Slow Fish serve il piatto di «pesce povero»

Slow Fish serve il piatto di «pesce povero»

La Ludoteca presa letteralmente e simpaticamente d'assalto dagli studenti, gli chef a spiegare come si cucina il pesce, i clienti del mercato ittico che si fanno consigliare su quali specie scegliere per risparmiare e gustare le migliori: tutto questo a Slow Fish che si è aperto ieri al Porto Antico (e sarà in corso fino a domenica), ma senza cerimonia di inaugurazione per il lutto cittadino indetto per la tragedia in porto. La manifestazione abbassa anche la musica, elimina i concerti e si dedica esclusivamente all'educazione e al consumo consapevole del pesce, con un occhio particolare ai bambini e alle famiglie. Il percorso espositivo, dedicato al «mare di tutti», si snoda lungo le banchine, tocca l'Acquario e Eataly, il mercato ittico e propone numerosi eventi per «dimostrare - spiegano Roberto Burdese, presidente di Slow Food Italia, e Silvio Greco, responsabile scientifico di Slow Fish - che si può gustare pesce molto buono scegliendo quello locale, al prezzo giusto: non il tonno rosso o il pesce spada, ma quello a ciclo di vita breve. Ci sono 300 specie nel Mediterraneo e ne mangiamo solo una dozzina».
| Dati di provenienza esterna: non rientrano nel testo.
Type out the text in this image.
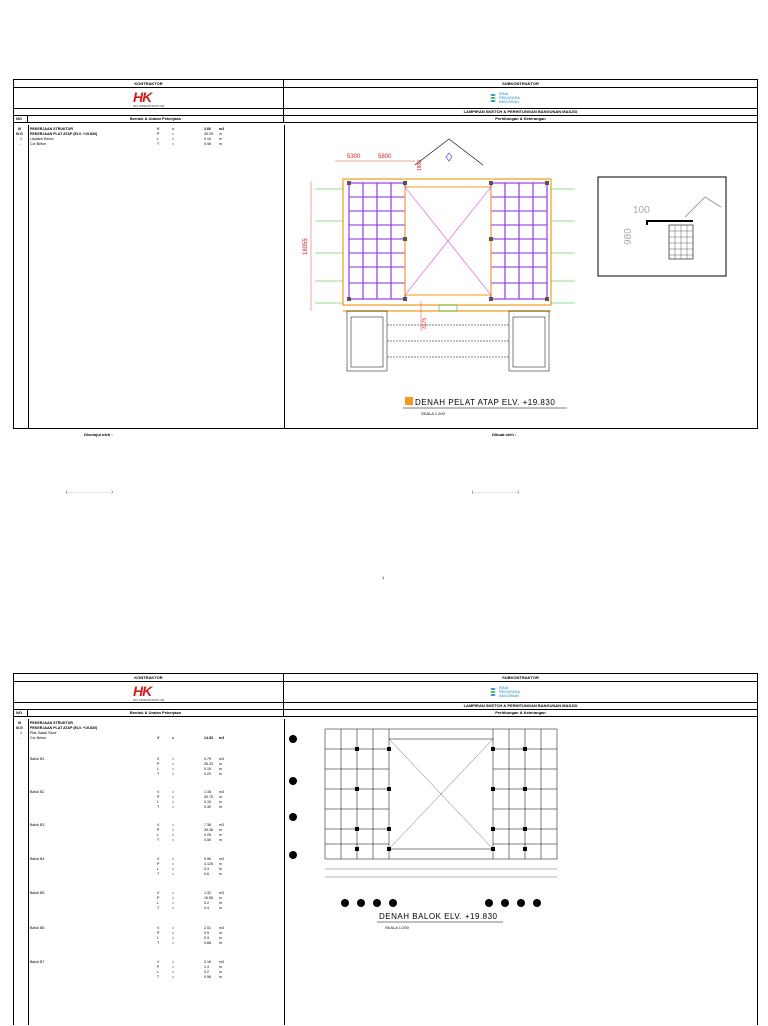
KONTRAKTOR	SUBKONTRAKTOR
HK
HKI INFRASTRUKTUR
BINA
REKAYASA
ANUGRAH
LAMPIRAN SKETCH & PERHITUNGAN BANGUNAN MASJID
NO	Bentuk & Uraian Pekerjaan	Perhitungan & Keterangan
III	PEKERJAAN STRUKTUR
III.G PEKERJAAN PLAT ATAP (ELV. +19.830)
1 Lisplank Beton
- Cor Beton
V	=	2.66 m3
P	=	30.25 m
L	=	0.10 m
T	=	0.98 m
5300	5800
1800
18055
3175
DENAH PELAT ATAP ELV. +19.830
SKALA 1:200
100
980
Disetujui oleh :	Dibuat oleh :
(……………………………)	(……………………………)
1
KONTRAKTOR	SUBKONTRAKTOR
HK
HKI INFRASTRUKTUR
BINA
REKAYASA
ANUGRAH
LAMPIRAN SKETCH & PERHITUNGAN BANGUNAN MASJID
NO	Bentuk & Uraian Pekerjaan	Perhitungan & Keterangan
III	PEKERJAAN STRUKTUR
III.G PEKERJAAN PLAT ATAP (ELV. +19.830)
1 Plat, Balok Sloof
- Cor Beton	V	=	14.53 m3
Balok B1	V	=	0.79 m3
P	=	26.33 m
L	=	0.15 m
T	=	0.20 m
Balok B2	V	=	1.38 m3
P	=	30.75 m
L	=	0.15 m
T	=	0.30 m
Balok B3	V	=	7.38 m3
P	=	39.36 m
L	=	0.25 m
T	=	0.50 m
Balok B4	V	=	0.56 m3
P	=	3.125 m
L	=	0.3	m
T	=	0.6	m
Balok B5	V	=	1.32 m3
P	=	16.55 m
L	=	0.2	m
T	=	0.4	m
Balok B6	V	=	2.51 m3
P	=	9.5	m
L	=	0.3	m
T	=	0.88 m
Balok B7	V	=	0.16 m3
P	=	1.4	m
L	=	0.2	m
T	=	0.58 m
DENAH BALOK ELV. +19.830
SKALA 1:200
E mentre si attende per oggi la visita del ministro delle Politiche agricole e alimentari, Nunzia De Girolamo, la manifestazione entra nel vivo, anche per gli appuntamenti organizzati dalla Regione. Lo stand, allestito con Unioncamere e Camera di Commercio al centro dell'area espositiva, in piazzale Falcone e Borsellino, ospiterà alle 11 la degustazione dell'olio extravergine e del basilico genovese, due Dop liguri per eccellenza, mentre alle 14 si parlerà di ittiturismo e di pesca turismo del progetto europeo Marte + e di coltivazione sperimentale delle ostriche nell'impianto di mitilicoltura della Spezia. Seguirà alle 15, la presentazione del fish barcode, uno strumento per riconoscere le specie ittiche quarant'anni dopo il codice a barre. Alle 16, momento di ristoro con i piatti dell'associazione Genova-Gourmet, alle 17 degustazione dimostrazione della trota dell'Aveto con lo chef David Macchioni abbinata al vino bianco del Tigullio e alle 18 il «virtual- tour» al Museo di Punta Chiappa. Ultimo appuntamento della giornata, alle 19, con la rappresentazione «Alla ricerca del pesce perduto», a cura della Compagnia del Suq e Chance eventi dedicato alle specie ittiche meno conosciute.